BNDES aguarda regulamentação para liberar financiamento
A linha de financiamento será viabilizada por meio do Fundo de Infraestrutura e Inclusão Social (FIIS), administrado pelo BNDES. Em resposta ao Metrópoles, o banco informou que “o detalhamento das áreas de atuação e elegibilidade ao FIIS é definido pelo Plano Anual de Aplicação de Recursos (PAAR) — composto pela Casa Civil da Presidência da República, que o coordena, Ministério da Educação, Ministério da Saúde, Ministério da Justiça e Segurança Pública e BNDES”.
A instituição acrescentou ainda que “está pronto para operar o programa Brasil Contra o Crime Organizado anunciado pelo Governo Federal”.
A Casa Civil da Presidência da República informou que o Comitê Gestor do FIIS aprovou duas resoluções fundamentais para a operacionalização do programa. Entre os pontos aprovados estão: a inclusão da segurança pública entre as áreas financiadas pelo fundo; e a definição das condições financeiras da nova linha de crédito destinada ao setor.
Segundo o governo federal, as normas devem ser publicadas nos próximos dias no Diário Oficial da União. Somente após essa etapa o BNDES poderá iniciar efetivamente o processo de operacionalização do crédito. Ainda não há, porém, previsão oficial para a liberação dos recursos.

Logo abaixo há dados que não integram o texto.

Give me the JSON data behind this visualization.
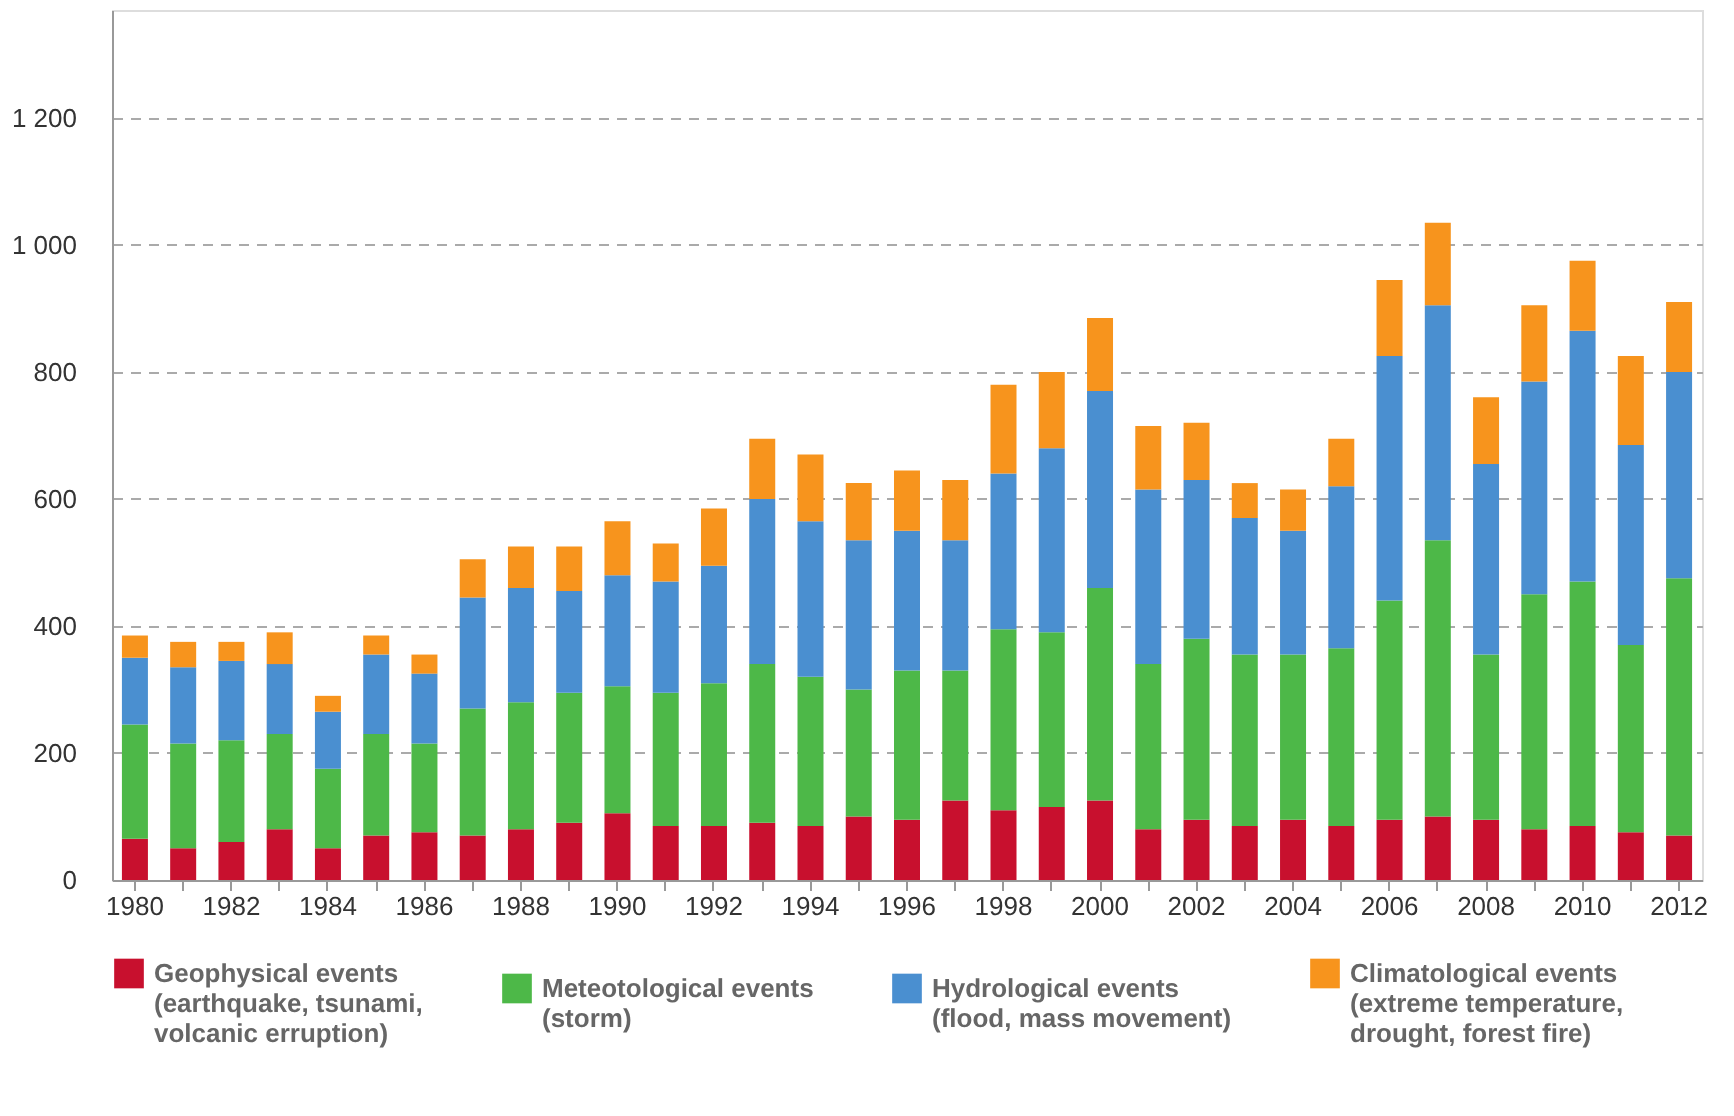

Plano prevê ações em quatro frentes de combate ao crime
Do total de R$ 11 bilhões anunciados pelo governo federal, R$ 1,06 bilhão será aplicado diretamente pela União em quatro eixos estratégicos:
- R$ 388,9 milhões para ações de asfixia financeira das organizações criminosas;
- R$ 330,6 milhões para melhorias no sistema prisional;
- R$ 201 milhões para ampliação da taxa de esclarecimento de homicídios;
- R$ 145,2 milhões para enfrentamento ao tráfico de armas, munições e explosivos
De acordo com o Ministério da Justiça e Segurança Pública, esses recursos serão executados integralmente ao longo de um ano, independentemente da adesão formal dos estados ao programa.
Além do combate às facções criminosas, o plano também prevê investimentos em ações de prevenção ao feminicídio e no fortalecimento do programa Celular Seguro, criado para combater roubos e furtos de celulares.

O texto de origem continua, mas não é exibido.